Manifestations of Denial

Walter Isaacson, the author of Jobs’ biography, said, “I think he felt if you ignore something you don’t want to exist, you can have magical thinking. It had worked for him in the past and he would regret it.” Sounds right out of lightning process playbook. Fuelled by denial.

anti recovery activists

I’ve seen similar language used in online ME forums that have a lot of people new to the illness and very mild. I think it’s a really hard pill to swallow that it’s so rare to recover, and unfortunately even that kind of language that seems absurd to us might strike a cord with some unfortunately.

Recovery Stories

I wonder if a significant proportion of them are scam accounts. If I was maliciously selling a supplement or a diet course or a brain retraining program, and I had no ethical compass. I’d make fake reddit accounts and make up elaborate recovery stories using my products.

A culture of Hope, or Toxic Positivity?

Accepting you are ill with a poor prognosis is not “negativity” or “doom and gloom”.

Alternative Medicine

The way I see it is alternative medicine is chiefly treatments that haven’t been proven yet. And that does not mean they don’t work, a lot of them do, they just don’t have the evidence base available to be recommended to patients according to medical standards.

Industrialisation of Denial

There is an audacity in some people who recover from ME/CFS in thinking they must have found a magic cure. And then going on and making a living selling “recovery stories” or “brain retraining courses”.

It’s never “I got lucky and I recovered”. It’s always “I’m 100% sure my magic crystals and the fact I took a [insert scam placebo] pill lead to my recovery”.

Yeah definitely. Exact same for me when I felt better. I thought something along the lines of “wow, now that I’ve stopped thinking about my symptoms I feel a lot better”. Obviously, it was the other way around (and it didn’t last long…)

On this weeks episode of, “Things people who recover are attributing their recovery too, even though blinded studies show no benefit”….

The way I make sense of it is that humans always seem to have to find a reason for why they got better from a disease. People have claimed praying to deity cured them, or that taking a placebo drug did. If you go on any of the long covid communities who contain a lot of new people, the majority of posts and comments are people claiming they recovered from the most random things, from carnivore diets to hypnosis.

Personally when I was suffering from health problems (before they were diagnosed as ME) I had a period of two months where my symptoms nearly went away. I was personally convinced my symptoms went away because I stopped thinking about them and tracking them, which I know realise is absurd.

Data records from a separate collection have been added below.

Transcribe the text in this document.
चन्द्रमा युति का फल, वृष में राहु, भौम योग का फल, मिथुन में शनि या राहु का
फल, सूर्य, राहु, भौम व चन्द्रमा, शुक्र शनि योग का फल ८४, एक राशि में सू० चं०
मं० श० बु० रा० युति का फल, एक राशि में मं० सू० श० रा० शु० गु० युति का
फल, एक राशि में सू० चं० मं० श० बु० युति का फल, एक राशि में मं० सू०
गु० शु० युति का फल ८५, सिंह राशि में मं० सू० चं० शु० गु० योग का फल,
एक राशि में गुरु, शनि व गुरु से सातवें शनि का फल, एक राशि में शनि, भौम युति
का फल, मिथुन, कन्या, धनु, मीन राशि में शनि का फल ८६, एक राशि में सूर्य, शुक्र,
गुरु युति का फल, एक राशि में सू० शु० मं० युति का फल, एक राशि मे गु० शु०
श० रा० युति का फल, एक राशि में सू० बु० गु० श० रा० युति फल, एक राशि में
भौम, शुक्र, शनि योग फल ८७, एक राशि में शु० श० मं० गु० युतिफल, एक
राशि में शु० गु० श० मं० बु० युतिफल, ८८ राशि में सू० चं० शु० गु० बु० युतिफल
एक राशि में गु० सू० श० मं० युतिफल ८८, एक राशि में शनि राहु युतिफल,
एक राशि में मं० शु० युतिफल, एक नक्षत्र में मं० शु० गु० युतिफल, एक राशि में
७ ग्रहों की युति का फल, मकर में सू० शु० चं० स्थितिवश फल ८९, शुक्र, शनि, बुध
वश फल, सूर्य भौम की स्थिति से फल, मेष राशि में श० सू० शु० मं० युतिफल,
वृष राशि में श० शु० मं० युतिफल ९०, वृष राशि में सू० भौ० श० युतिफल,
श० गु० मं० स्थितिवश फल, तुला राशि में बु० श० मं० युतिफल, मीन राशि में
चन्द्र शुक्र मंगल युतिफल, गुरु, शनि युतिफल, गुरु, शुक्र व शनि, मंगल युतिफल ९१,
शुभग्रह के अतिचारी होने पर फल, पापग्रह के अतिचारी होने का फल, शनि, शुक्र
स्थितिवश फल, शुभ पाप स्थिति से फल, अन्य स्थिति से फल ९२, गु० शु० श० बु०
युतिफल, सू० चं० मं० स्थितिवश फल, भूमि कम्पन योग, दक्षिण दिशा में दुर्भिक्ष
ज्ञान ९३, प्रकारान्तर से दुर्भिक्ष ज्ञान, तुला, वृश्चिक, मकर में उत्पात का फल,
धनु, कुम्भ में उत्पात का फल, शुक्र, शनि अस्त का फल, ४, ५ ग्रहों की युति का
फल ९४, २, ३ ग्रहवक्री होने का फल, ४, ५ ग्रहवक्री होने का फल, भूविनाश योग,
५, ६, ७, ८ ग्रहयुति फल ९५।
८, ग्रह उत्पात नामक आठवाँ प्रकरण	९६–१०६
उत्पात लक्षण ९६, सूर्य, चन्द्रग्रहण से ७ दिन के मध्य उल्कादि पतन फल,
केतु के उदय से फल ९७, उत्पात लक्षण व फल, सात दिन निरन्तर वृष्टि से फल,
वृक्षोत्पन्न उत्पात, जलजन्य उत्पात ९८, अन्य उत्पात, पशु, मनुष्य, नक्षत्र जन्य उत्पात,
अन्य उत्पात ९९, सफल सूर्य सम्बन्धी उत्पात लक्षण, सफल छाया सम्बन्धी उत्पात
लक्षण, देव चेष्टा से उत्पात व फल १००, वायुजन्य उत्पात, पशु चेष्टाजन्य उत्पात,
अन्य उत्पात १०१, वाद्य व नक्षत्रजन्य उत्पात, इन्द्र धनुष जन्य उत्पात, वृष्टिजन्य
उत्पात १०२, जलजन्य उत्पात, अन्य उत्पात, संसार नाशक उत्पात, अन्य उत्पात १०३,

Anyways, a couple hundred stories of people recovering from a sham course that promises “recovery” done by tens of thousands, is hardly suprising at all. I really don’t doubt that some of these people genuinely had ME and recovered. Just that a large dose of confirmation bias made them “blame” their recovery on the LP. Then there is the “sunk cost fallacy” that people will be more likely to say something helped them given they paid 1000£ to do it.

Unproven Treatments

It really does feel like a cult/pyramid scheme in some ways.

They are saying to recover you need to do more and stop thinking about your symptoms? Everyone who recovers will do more, since they aren’t functionally limited anymore, and anyone who recovered won’t think about the symptoms anymore because they are gone. The whole thing is an elementary confliction of causation and correlation.

Usually, the more conditions it “cures”, the more scammy it sounds is a decent rule. Especially if the conditions are vague and without known treatments.